From the northwest side of Rupal Valley at Rupal village, extending for 5km across strike into most of the length of the western wall of Chhichi Nullah [valley], we have found a major ductile shear zone developed in a granitic protolith. The S/C mylonites of this shear zone show a clear and consistent shear sense of thrusting from the NW, along with a subordinate dextral strike-slip component. The thrust component has accommodated the rise of the core of the Nanga Parbat massif, including the area of the summit of Nanga Parbat, relative to the metasedimentary rocks of Indian cover provenance that occur to the south east of this shear zone. The rocks of the shear zone show qualitatively moderate strains [Photo5; Photo 6], but these are maintained across a 5km-wide zone dipping from 40ºNW to subvertical, so we think that the overall displacement is likely to be significant.
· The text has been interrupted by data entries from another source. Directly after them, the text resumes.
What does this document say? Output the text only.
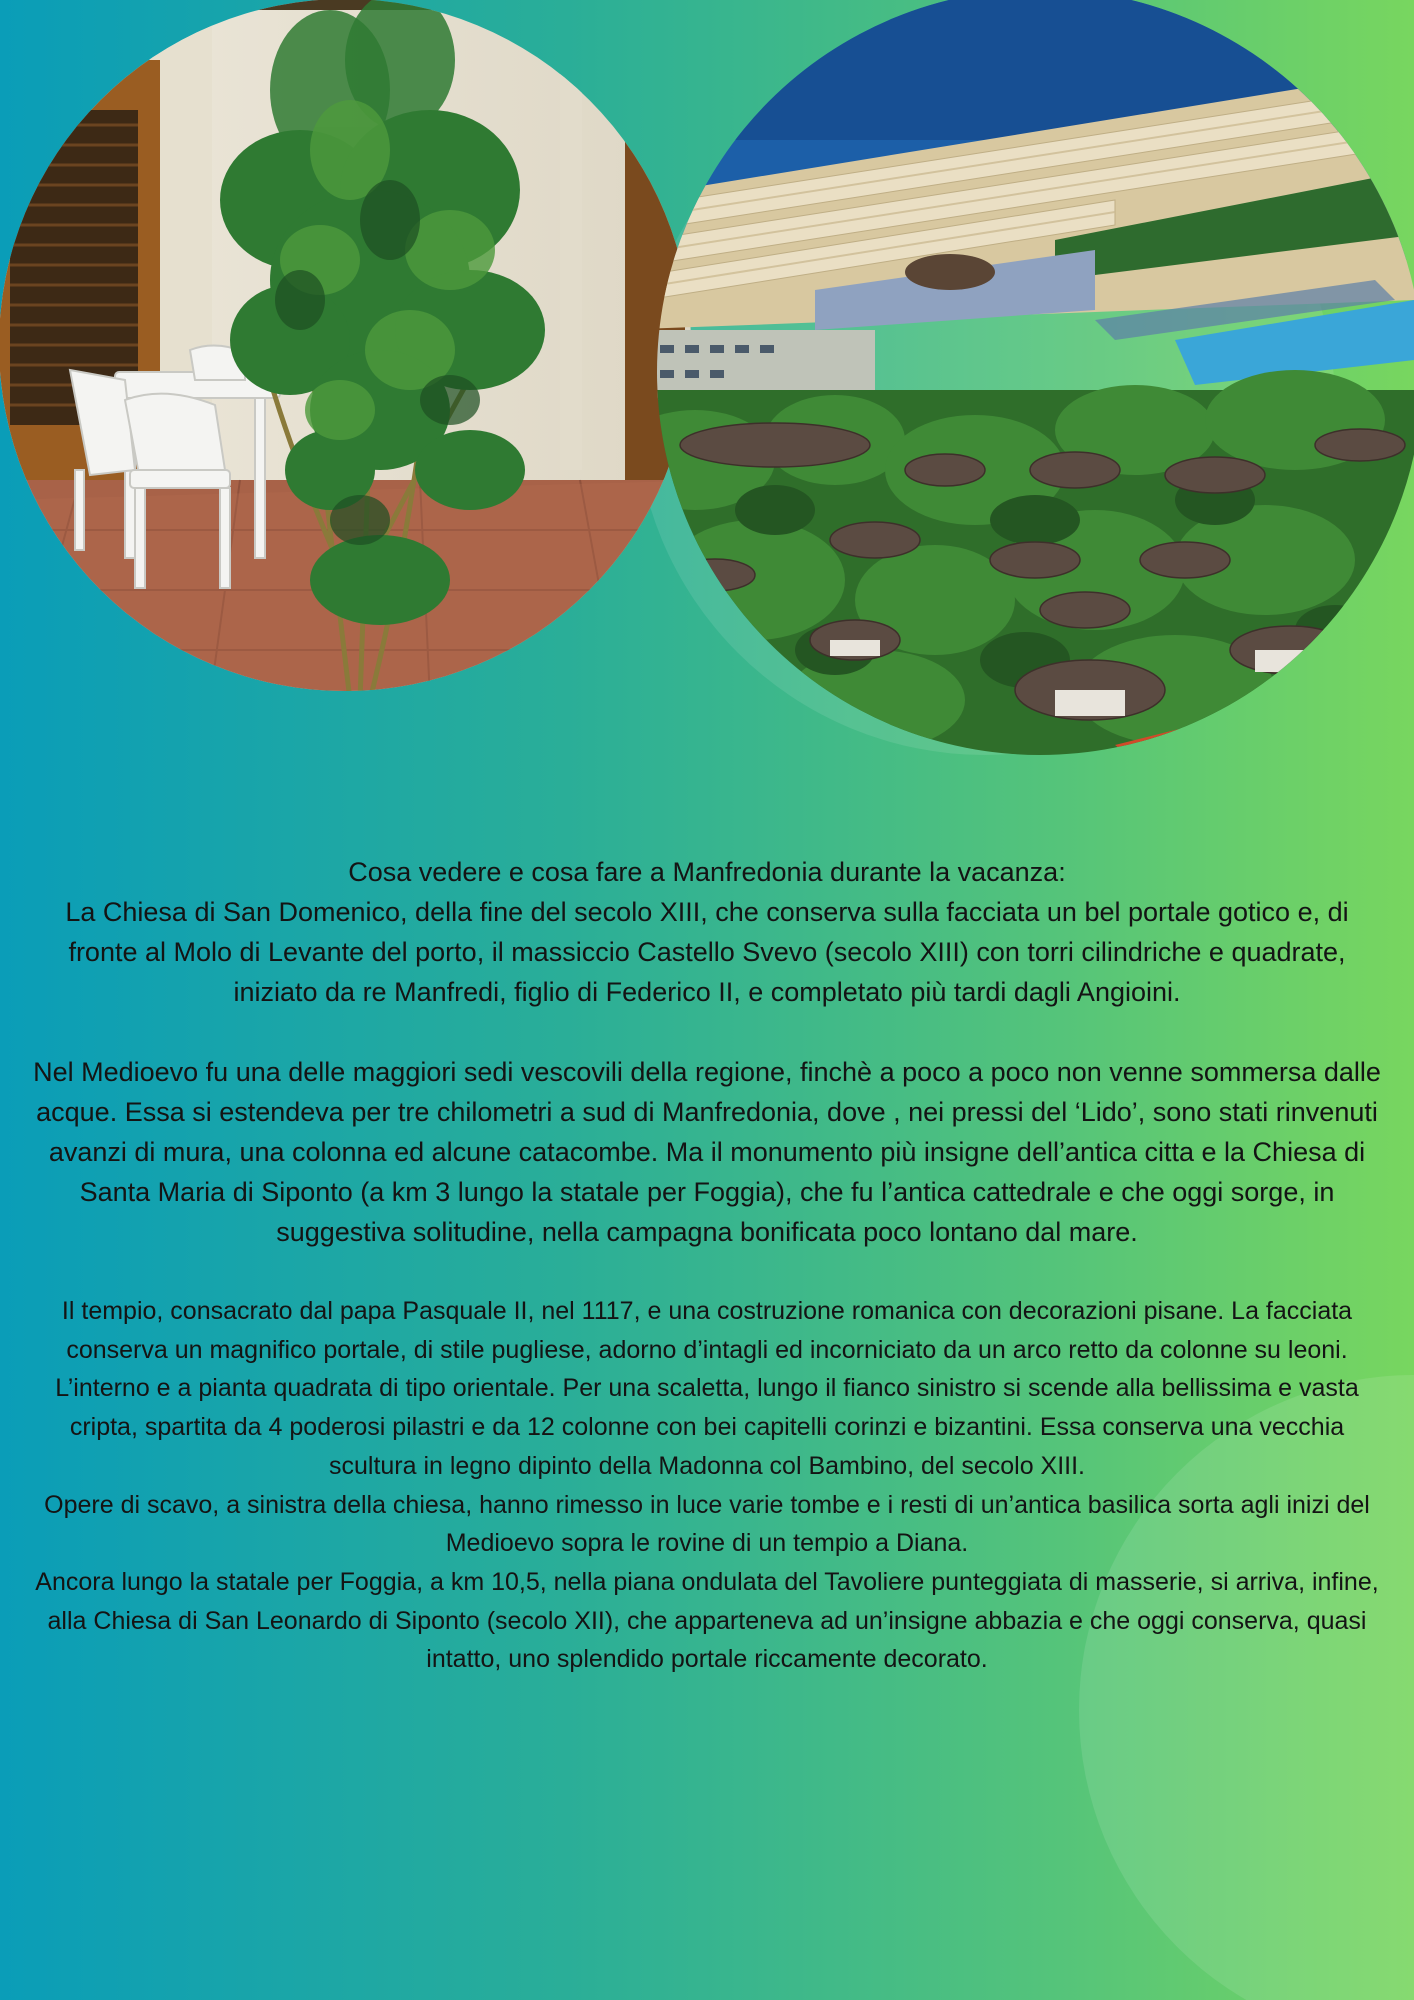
Cosa vedere e cosa fare a Manfredonia durante la vacanza:

La Chiesa di San Domenico, della fine del secolo XIII, che conserva sulla facciata un bel portale gotico e, di fronte al Molo di Levante del porto, il massiccio Castello Svevo (secolo XIII) con torri cilindriche e quadrate, iniziato da re Manfredi, figlio di Federico II, e completato più tardi dagli Angioini.

Nel Medioevo fu una delle maggiori sedi vescovili della regione, finchè a poco a poco non venne sommersa dalle acque. Essa si estendeva per tre chilometri a sud di Manfredonia, dove , nei pressi del ‘Lido’, sono stati rinvenuti avanzi di mura, una colonna ed alcune catacombe. Ma il monumento più insigne dell’antica citta e la Chiesa di Santa Maria di Siponto (a km 3 lungo la statale per Foggia), che fu l’antica cattedrale e che oggi sorge, in suggestiva solitudine, nella campagna bonificata poco lontano dal mare.

Il tempio, consacrato dal papa Pasquale II, nel 1117, e una costruzione romanica con decorazioni pisane. La facciata conserva un magnifico portale, di stile pugliese, adorno d’intagli ed incorniciato da un arco retto da colonne su leoni. L’interno e a pianta quadrata di tipo orientale. Per una scaletta, lungo il fianco sinistro si scende alla bellissima e vasta cripta, spartita da 4 poderosi pilastri e da 12 colonne con bei capitelli corinzi e bizantini. Essa conserva una vecchia scultura in legno dipinto della Madonna col Bambino, del secolo XIII.

Opere di scavo, a sinistra della chiesa, hanno rimesso in luce varie tombe e i resti di un’antica basilica sorta agli inizi del Medioevo sopra le rovine di un tempio a Diana.

Ancora lungo la statale per Foggia, a km 10,5, nella piana ondulata del Tavoliere punteggiata di masserie, si arriva, infine, alla Chiesa di San Leonardo di Siponto (secolo XII), che apparteneva ad un’insigne abbazia e che oggi conserva, quasi intatto, uno splendido portale riccamente decorato.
While it is possible that this zone may have been rotated from an intially SE-dipping attitude [which would have had a normal-sense, down to SE shear], we think it more likely that the present attitude and thrust shear sense are original. [See the adjacent panel on tectonic denudation for reasons]. We interpret this shear zone to connect with an east-directed thrust zone/pinched syncline located between two large antiforms in the Astor River valley section [ Photos 2, and 3], and beyond to the previously known mylonites at Shengus on the Indus Gorge section, which also separates two regional antiforms [Geological Map - Fig. 2.]